Nic nie zapewnia tak dobrej promocji, jak odpowiednio wyważony skandal.
Otwarcie Muzeum Dom Rodzinny Jana Pawła II w Wadowicach zaplanowano na 9 kwietnia. Tymczasem wczoraj jego dyrektor, a jednocześnie proboszcz bazyliki Mariackiej ks. Dariusz Raś stał się bohaterem tekstu "Polski ksiądz, pistolet i samolot", zamieszczonego na redakcyjnym blogu "Catholic News Service".
“W epoce tak podwyższonych standardów bezpieczeństwa na lotniskach wydaje się niemożliwe, by zwykły pasażer wszedł na pokład samolotu z pistoletem" – czytamy we wpisie Carola Glatza. Tej pewności zaprzeczył "młody ksiądz o blond włosach", niosący nietypową czarną walizkę, która "mogła być futerałem na broń".

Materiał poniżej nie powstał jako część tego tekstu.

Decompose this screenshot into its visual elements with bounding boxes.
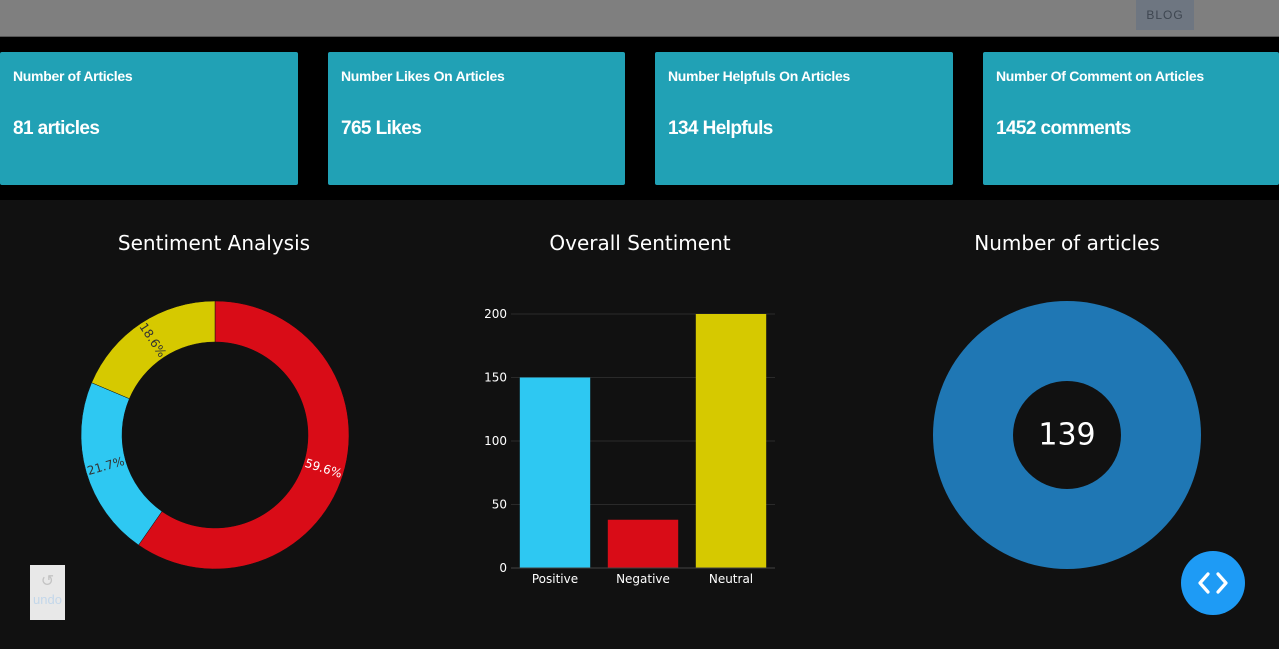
x-tick-label: Neutral [709, 572, 753, 586]
code-toggle-button[interactable] [1181, 551, 1245, 615]
donut-center-value: 139 [1038, 418, 1095, 453]
card-value: 765 Likes [341, 118, 422, 139]
top-navbar: BLOG [0, 0, 1279, 37]
bar-negative [607, 519, 679, 568]
card-title: Number Helpfuls On Articles [668, 68, 850, 84]
stats-cards-row: Number of Articles 81 articles Number Li… [0, 52, 1279, 185]
sentiment-donut-chart: 59.6%21.7%18.6% [80, 300, 350, 570]
bar-positive [519, 377, 591, 568]
card-comments-count: Number Of Comment on Articles 1452 comme… [983, 52, 1279, 185]
undo-icon: ↺ [40, 571, 55, 590]
bar-neutral [695, 314, 767, 568]
card-title: Number Of Comment on Articles [996, 68, 1204, 84]
donut-slice-neutral [91, 300, 216, 400]
card-value: 134 Helpfuls [668, 118, 773, 139]
number-of-articles-donut-chart: 139 [933, 301, 1201, 569]
y-tick-label: 0 [499, 561, 507, 575]
donut-hole [1013, 381, 1121, 489]
card-title: Number Likes On Articles [341, 68, 505, 84]
undo-button[interactable]: ↺ undo [30, 565, 65, 620]
card-title: Number of Articles [13, 68, 133, 84]
donut-slice-negative [138, 300, 350, 570]
y-tick-label: 200 [484, 307, 507, 321]
charts-panel: Sentiment Analysis Overall Sentiment Num… [0, 200, 1279, 649]
x-tick-label: Negative [616, 572, 670, 586]
card-articles-count: Number of Articles 81 articles [0, 52, 298, 185]
overall-sentiment-bar-chart: 0 50 100 150 200 Positive Negative Neutral [484, 307, 775, 586]
card-helpfuls-count: Number Helpfuls On Articles 134 Helpfuls [655, 52, 953, 185]
sentiment-analysis-title: Sentiment Analysis [117, 231, 311, 255]
y-tick-label: 100 [484, 434, 507, 448]
y-tick-label: 150 [484, 371, 507, 385]
code-brackets-icon [1198, 572, 1228, 594]
blog-nav-button[interactable]: BLOG [1136, 0, 1194, 30]
y-tick-label: 50 [492, 498, 507, 512]
x-tick-label: Positive [532, 572, 578, 586]
card-value: 81 articles [13, 118, 100, 139]
card-likes-count: Number Likes On Articles 765 Likes [328, 52, 625, 185]
card-value: 1452 comments [996, 118, 1131, 139]
undo-label: undo [33, 592, 62, 607]
overall-sentiment-title: Overall Sentiment [549, 231, 731, 255]
number-of-articles-title: Number of articles [974, 231, 1160, 255]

Rzeczywiście – ks. Dariusz Raś miał przy sobie pistolet. Ten sam, z którego Ali Agca strzelał 13 maja 1981 roku do papieża Jana Pawła II. Broń, do tej pory przechowywana w Rzymie, na trzy lata ma trafić do nowego muzeum w Wadowicach.
Jak wyjaśniał podczas spotkania z dziennikarzami w watykańskim biurze prasowym, dyrektor muzeum w eskorcie agentów specjalnych dotarł do samolotu. Tam przekazał eksponat pilotowi, który miał nad nim czuwać w czasie lotu. Uzyskanie odpowiednich pozwoleń, umożliwiających odbiór i transport pistoletu między państwami, trwało rok.